4
SUAMI YANG KUKIRA MATI DI LAUTAN KEMBALI, SETELAH AKU MENIKAH LAGI
Bab 4
Sakit
"Ibu, aku mau makan sama Bapak," Selvy anakku, meminta izin padaku saat aku, Mas Hanif dan dia makan malam di meja makan dapur sini.
Dari sini, bisa melihat dalam rumah yang dihuni Mas Bagas. Karena pintu pembatas dapur dan rumah Mas Bagas berbentuk pintu kaca yang berbingkai kayu.
Terlihat Mas Bagas sedang makan sendirian sambil nonton tivi. Aku mengangguk kepada Selvy. Gadis kecil itu segera beranjak membuka pintu dan bergabung dengan Mas Bagas. Bapak kandungnya.
"Gapapa Selvy makan di sana ya, Mas?" tanyaku pada Mas Hanif yang duduk di sampingku.
"Gapapa dek, malahan kita punya banyak waktu buat berdua." Mas Hanif mengelus kepala belakangku. Aku tersenyum.

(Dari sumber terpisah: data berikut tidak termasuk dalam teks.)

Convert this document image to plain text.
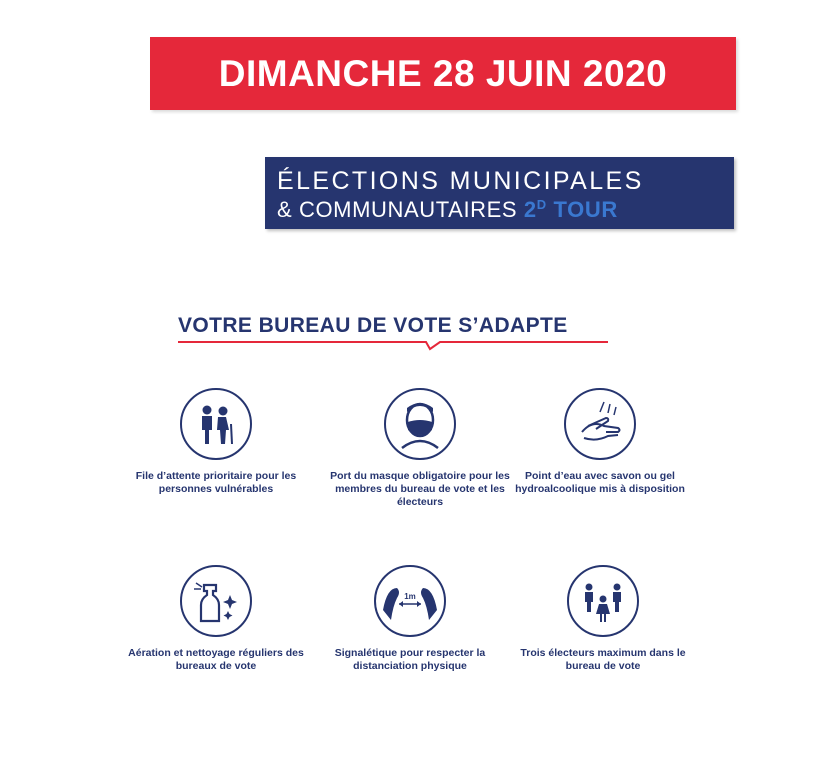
DIMANCHE 28 JUIN 2020
ÉLECTIONS MUNICIPALES
& COMMUNAUTAIRES $2^D$ TOUR
VOTRE BUREAU DE VOTE S’ADAPTE
File d’attente prioritaire pour les personnes vulnérables
Port du masque obligatoire pour les membres du bureau de vote et les électeurs
Point d’eau avec savon ou gel hydroalcoolique mis à disposition
Aération et nettoyage réguliers des bureaux de vote
1m
Signalétique pour respecter la distanciation physique
Trois électeurs maximum dans le bureau de vote
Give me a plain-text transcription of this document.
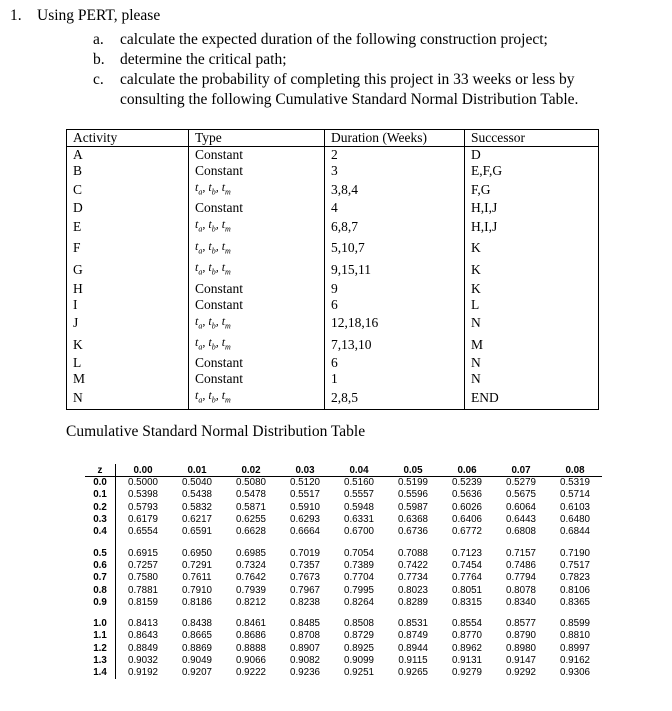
1. Using PERT, please
a. calculate the expected duration of the following construction project;
b. determine the critical path;
c. calculate the probability of completing this project in 33 weeks or less by
consulting the following Cumulative Standard Normal Distribution Table.
Activity	Type	Duration (Weeks)	Successor
A	Constant	2	D
B	Constant	3	E,F,G
C	$t_a$, $t_b$, $t_m$	3,8,4	F,G
D	Constant	4	H,I,J
E	$t_a$, $t_b$, $t_m$	6,8,7	H,I,J
F	$t_a$, $t_b$, $t_m$	5,10,7	K
G	$t_a$, $t_b$, $t_m$	9,15,11	K
H	Constant	9	K
I	Constant	6	L
J	$t_a$, $t_b$, $t_m$	12,18,16	N
K	$t_a$, $t_b$, $t_m$	7,13,10	M
L	Constant	6	N
M	Constant	1	N
N	$t_a$, $t_b$, $t_m$	2,8,5	END
Cumulative Standard Normal Distribution Table
z	0.00	0.01	0.02	0.03	0.04	0.05	0.06	0.07	0.08
0.0	0.5000	0.5040	0.5080	0.5120	0.5160	0.5199	0.5239	0.5279	0.5319
0.1	0.5398	0.5438	0.5478	0.5517	0.5557	0.5596	0.5636	0.5675	0.5714
0.2	0.5793	0.5832	0.5871	0.5910	0.5948	0.5987	0.6026	0.6064	0.6103
0.3	0.6179	0.6217	0.6255	0.6293	0.6331	0.6368	0.6406	0.6443	0.6480
0.4	0.6554	0.6591	0.6628	0.6664	0.6700	0.6736	0.6772	0.6808	0.6844

0.5	0.6915	0.6950	0.6985	0.7019	0.7054	0.7088	0.7123	0.7157	0.7190
0.6	0.7257	0.7291	0.7324	0.7357	0.7389	0.7422	0.7454	0.7486	0.7517
0.7	0.7580	0.7611	0.7642	0.7673	0.7704	0.7734	0.7764	0.7794	0.7823
0.8	0.7881	0.7910	0.7939	0.7967	0.7995	0.8023	0.8051	0.8078	0.8106
0.9	0.8159	0.8186	0.8212	0.8238	0.8264	0.8289	0.8315	0.8340	0.8365

1.0	0.8413	0.8438	0.8461	0.8485	0.8508	0.8531	0.8554	0.8577	0.8599
1.1	0.8643	0.8665	0.8686	0.8708	0.8729	0.8749	0.8770	0.8790	0.8810
1.2	0.8849	0.8869	0.8888	0.8907	0.8925	0.8944	0.8962	0.8980	0.8997
1.3	0.9032	0.9049	0.9066	0.9082	0.9099	0.9115	0.9131	0.9147	0.9162
1.4	0.9192	0.9207	0.9222	0.9236	0.9251	0.9265	0.9279	0.9292	0.9306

Suamiku ini memang baik sekali. Terkadang aku berpikir, apakah dalam hati Mas Hanif beneran setenang itu?
**
"Dek, aku pergi dulu, ya?"
Aku berdiri mendekat Mas Hanif. Dia mencium keningku. Hari ini suamiku tugas keluar kota lagi selama tiga hari.

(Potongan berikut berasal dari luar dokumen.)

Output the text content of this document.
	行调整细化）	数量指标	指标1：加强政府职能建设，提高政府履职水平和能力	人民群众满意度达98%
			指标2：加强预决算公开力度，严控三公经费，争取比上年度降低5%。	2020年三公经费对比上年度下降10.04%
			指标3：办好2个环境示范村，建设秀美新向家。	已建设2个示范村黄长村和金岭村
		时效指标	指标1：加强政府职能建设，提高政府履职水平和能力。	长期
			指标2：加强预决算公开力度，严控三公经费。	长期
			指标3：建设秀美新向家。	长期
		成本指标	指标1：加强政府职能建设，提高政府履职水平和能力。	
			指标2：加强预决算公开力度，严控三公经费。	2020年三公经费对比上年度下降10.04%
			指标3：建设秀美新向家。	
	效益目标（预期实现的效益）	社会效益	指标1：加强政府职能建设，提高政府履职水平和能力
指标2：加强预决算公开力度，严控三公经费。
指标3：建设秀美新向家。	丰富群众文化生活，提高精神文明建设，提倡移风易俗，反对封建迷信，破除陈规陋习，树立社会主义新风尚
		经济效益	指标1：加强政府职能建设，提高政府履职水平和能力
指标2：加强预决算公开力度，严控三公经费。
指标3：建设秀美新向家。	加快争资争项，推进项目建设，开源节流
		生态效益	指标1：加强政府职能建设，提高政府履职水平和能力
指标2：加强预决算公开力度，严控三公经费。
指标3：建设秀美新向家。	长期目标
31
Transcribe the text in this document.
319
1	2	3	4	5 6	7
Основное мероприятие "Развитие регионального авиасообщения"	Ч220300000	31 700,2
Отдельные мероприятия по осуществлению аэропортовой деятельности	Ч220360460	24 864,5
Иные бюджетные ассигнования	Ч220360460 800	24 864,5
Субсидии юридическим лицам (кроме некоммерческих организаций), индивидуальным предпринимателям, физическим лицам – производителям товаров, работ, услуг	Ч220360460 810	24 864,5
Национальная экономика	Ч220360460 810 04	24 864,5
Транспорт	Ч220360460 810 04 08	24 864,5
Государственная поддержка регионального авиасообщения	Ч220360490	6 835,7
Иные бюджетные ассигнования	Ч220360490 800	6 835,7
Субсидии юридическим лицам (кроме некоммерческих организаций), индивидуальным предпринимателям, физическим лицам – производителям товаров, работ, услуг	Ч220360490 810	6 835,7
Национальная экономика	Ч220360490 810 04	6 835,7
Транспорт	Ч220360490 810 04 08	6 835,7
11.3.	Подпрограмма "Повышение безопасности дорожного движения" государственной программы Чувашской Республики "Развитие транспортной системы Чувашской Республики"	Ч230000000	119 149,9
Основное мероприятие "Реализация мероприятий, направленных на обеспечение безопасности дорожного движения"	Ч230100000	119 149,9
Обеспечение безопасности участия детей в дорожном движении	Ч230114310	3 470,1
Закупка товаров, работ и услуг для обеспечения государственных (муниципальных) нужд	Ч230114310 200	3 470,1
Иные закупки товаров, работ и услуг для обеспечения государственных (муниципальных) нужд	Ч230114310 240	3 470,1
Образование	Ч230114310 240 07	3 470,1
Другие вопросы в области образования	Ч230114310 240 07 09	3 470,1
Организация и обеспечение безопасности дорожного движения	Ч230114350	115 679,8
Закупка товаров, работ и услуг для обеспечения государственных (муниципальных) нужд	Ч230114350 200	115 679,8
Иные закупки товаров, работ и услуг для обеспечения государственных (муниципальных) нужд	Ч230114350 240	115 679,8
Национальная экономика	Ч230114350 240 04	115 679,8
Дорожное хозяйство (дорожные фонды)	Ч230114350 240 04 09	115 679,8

"Hati-hati, ya Mas." Kucium takjim punggung tangan Suamiku.
Mobil box milik perusahaan suamiku dan supirnya sudah menunggu di luar. Kuantar suamiku hingga naik mobil.
"Ati-ati, nggak usah ngebut ya Pak Anto," kataku pada supir mobil box, teman suamiku.
"Iya, Mbak," jawab Pak Anto.
Setelah mobil box itu menjauh, aku bergegas kembali masuk rumah. Sempat kulihat rumah yang ditinggali Mas Bagas, tampak sepi. Seharian kemaren, aku tak melihat Mas Bagas sama sekali. Mungkin dia tidak di rumah.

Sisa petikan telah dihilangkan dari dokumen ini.